A: (short version) It will save your knees.
A: (long version)
First, compared to men, women genetically have a larger “Q-angle” and a more anteriorly (or forward) tilted pelvis. The increased Q-angle predisposes them to chronic knee instability and higher risk for ACL injuries due to the angle that the femur ascends to the knee joint. Having a more anteriorly tilted pelvis can lead to more weight being carried in the ball of the foot when compared to the heels and also more strength in the quads than in the glutes. More on this later.
Secondly, women also wear more high heeled shoes. High heels offer a quick way to trick your brain into thinking you’ve been walking down a really steep mountainside all day. Before long, your calves tighten to pull your feet up onto the toes. The pelvis also tends to tilt even more forward in an effort to work more synergistically with the awkward ankle position. The end result is dramatically decreased ankle mobility (dorsiflexion), tight and dysfunctional hips, a weak butt, increased risk for low back pain, and even more knee instability than you may have been born with.

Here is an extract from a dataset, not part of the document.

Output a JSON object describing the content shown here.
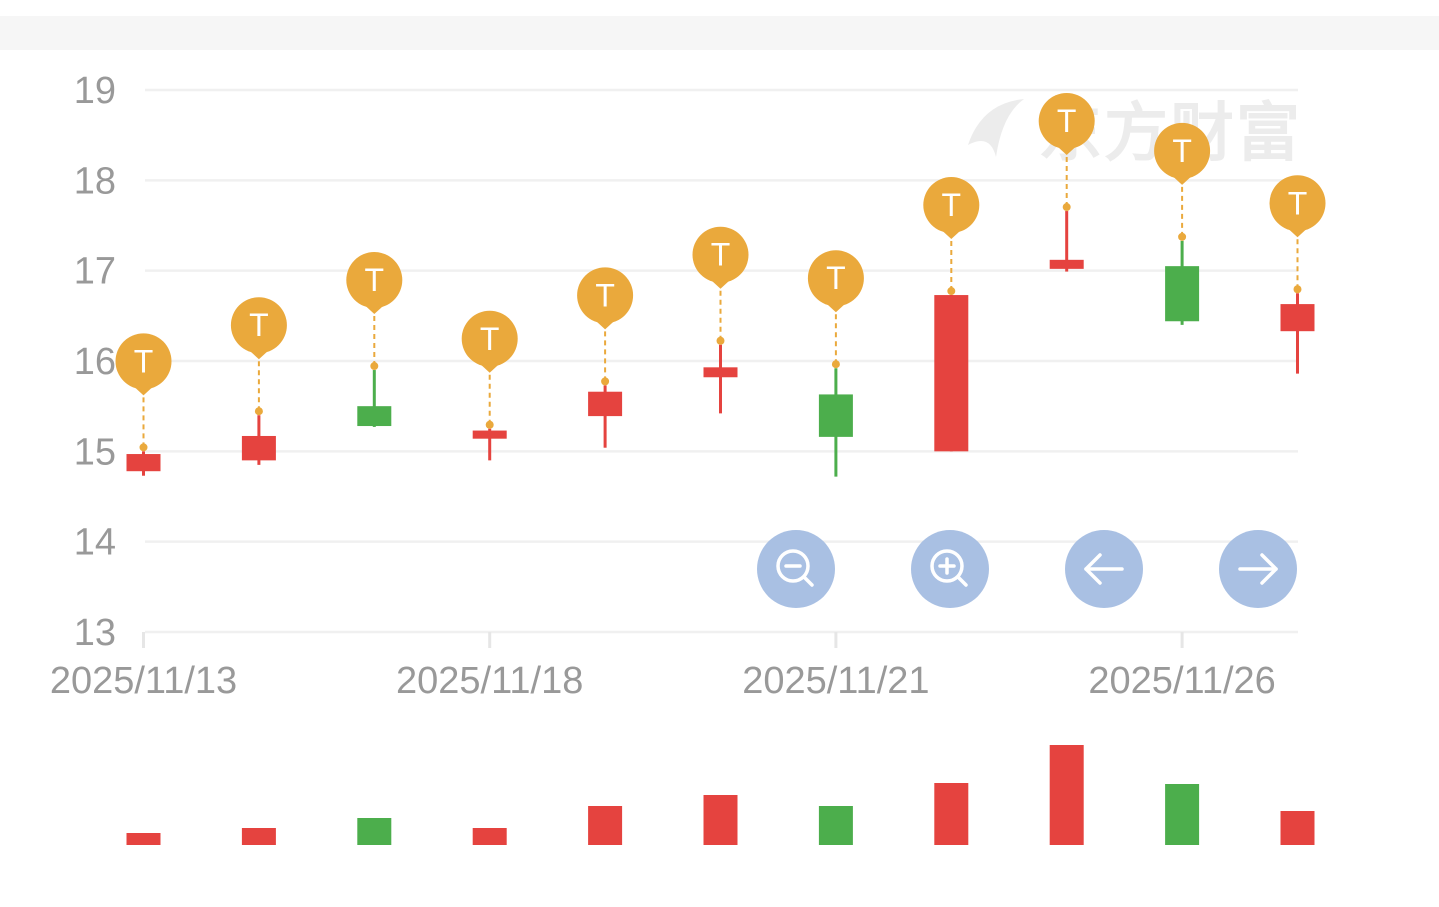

Doing single leg exercises such as this one, can reduce risk for injuries for women in three different ways. First, it awakens the body and exposes it to this knee instability in a safe and controlled manner. Training this exercise will help recruit the muscles in the hips, thighs, and lower legs that previously had not been used adequately and therefor were not working at full capacity. Second, doing this squat as shown creates a more “hip dominant” squat pattern that strengthens precisely the areas many women are weakest; the deep rotators of the hip, the glutes, and the hamstrings. Third, exercises like this performed on a single leg can help decrease the extent of asymmetries in strength or flexibility between the limbs. Asymmetry is a leading cause of non-contact related injuries, second only previous injury at the same joint.